When you click on the nutrition information tab on Ocean Spray’s website, it states that the product contains 1,600 mg of “cranberry fruit extract” and 137 mg of “polyphenols (equivalent to 50,400 mg of fresh cranberries).” The polyphenols are presumably PAC, because PAC is a polyphenol. But who knows if it is, because it doesn’t say so explicitly.
Finally, the company is offering this product as a seven-day supply. Coincidence that this is also how long a round of antibiotics for UTI’s is usually prescribed? Cynically, I don’t think so.
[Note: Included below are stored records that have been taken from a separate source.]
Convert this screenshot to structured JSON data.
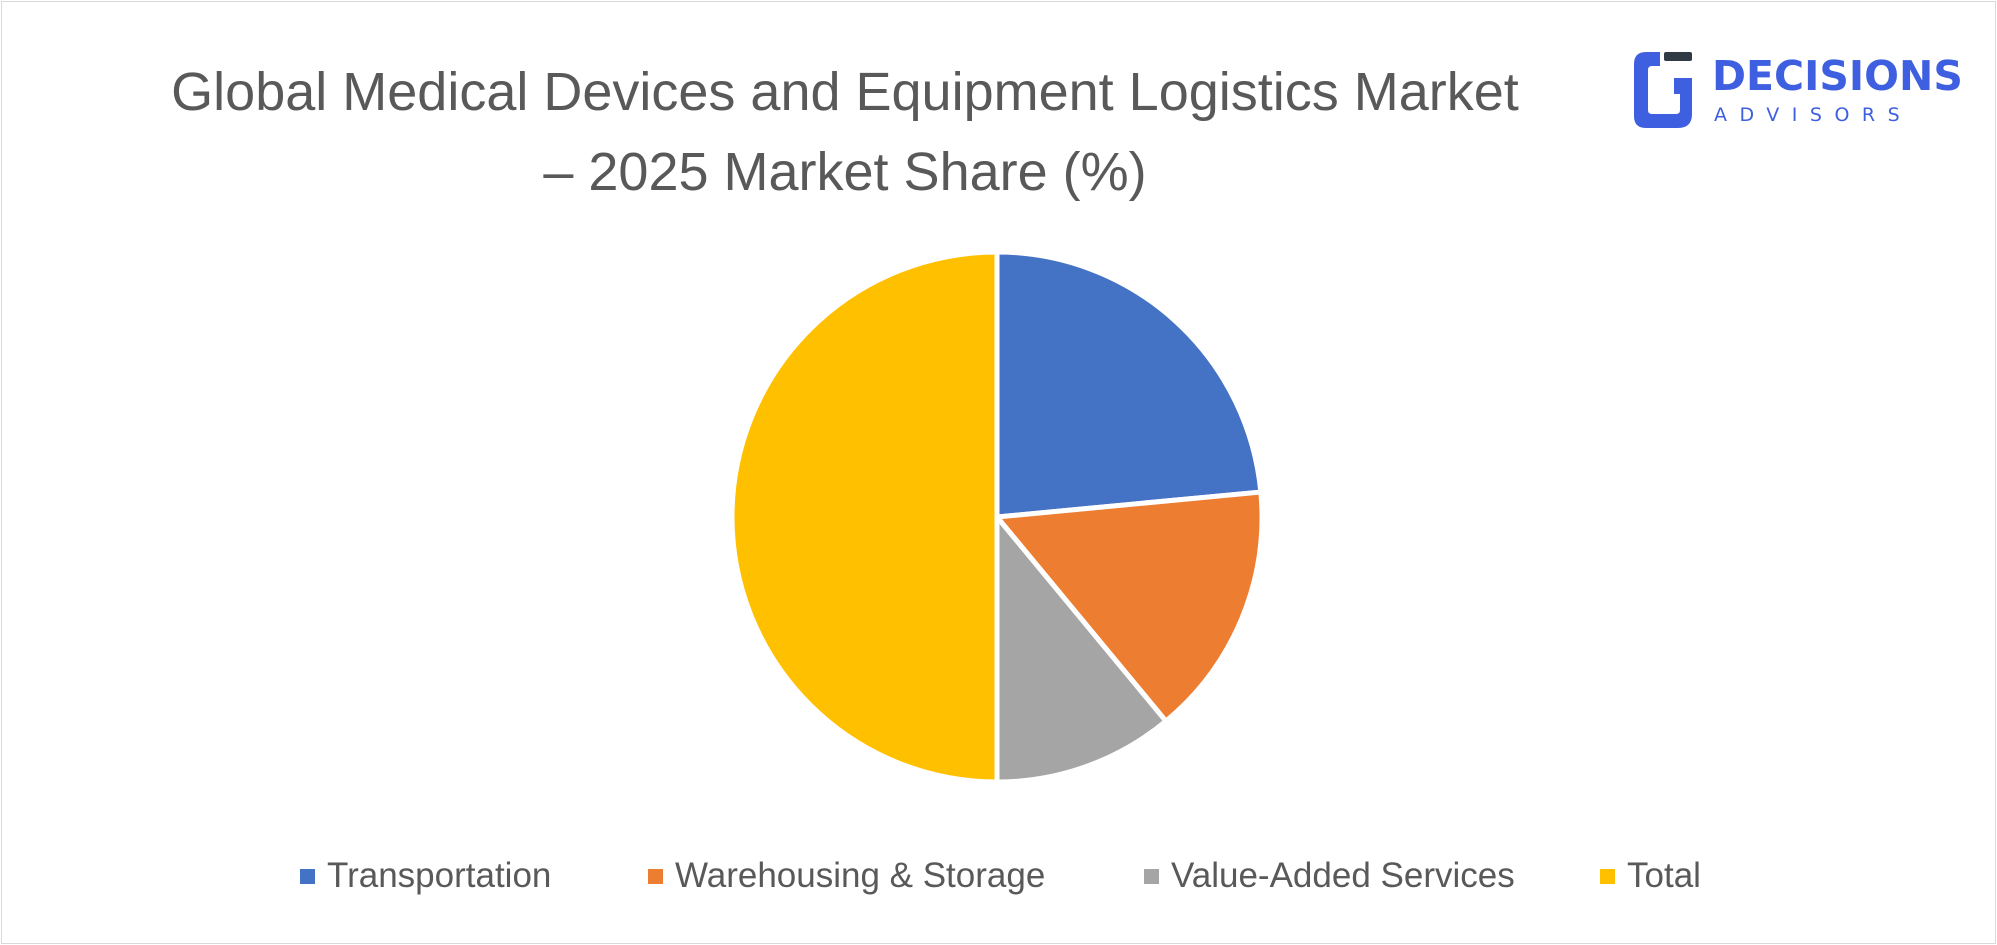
{
  "brand": {
    "name": "DECISIONS",
    "tagline": "ADVISORS",
    "color": "#3e5fe0",
    "dark_color": "#2f3a45"
  },
  "chart_data": {
    "type": "pie",
    "title": "Global Medical Devices and Equipment Logistics Market",
    "title_line2": "– 2025  Market Share (%)",
    "legend_position": "bottom",
    "categories": [
      "Transportation",
      "Warehousing & Storage",
      "Value-Added Services",
      "Total"
    ],
    "values": [
      23.5,
      15.5,
      11,
      50
    ],
    "colors": [
      "#4472c4",
      "#ed7d31",
      "#a5a5a5",
      "#ffc000"
    ],
    "start_angle_deg": 0,
    "direction": "clockwise"
  }
}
Ocean Spray can’t and would never say that this package should be used to treat a UTI, but it is surely aware that people buy cranberry juice when they have a UTI. Chi says he still sees this practice in his chronic UTI patients. (He says there is “no data showing you can treat a UTI with a cranberry supplement.”)
It’s all a very calculated ploy to sell you a product that probably does nothing, by relying on lore and reputation. Cranberry juice and UTI’s are inextricably linked, despite weak to no evidence that the drink does anything to alleviate the issue. We are bogged down (SORRY) in years of assumptions, which Ocean Spray is capitalizing on.
Cranberry farmers are having a tough go of it lately. In April, Quartz published a story about how the trade war with China was really hurting them. A Boston Globe report from early September notes that thanks to a two-decade glut, cranberry farmers actually want to destroy some of their crops this year so that prices increase. It’s bleak.
Everyone make an extra cranberry dish this year or toss an extra handful of craisins on your salad. But don’t buy these supplements when you have a UTI.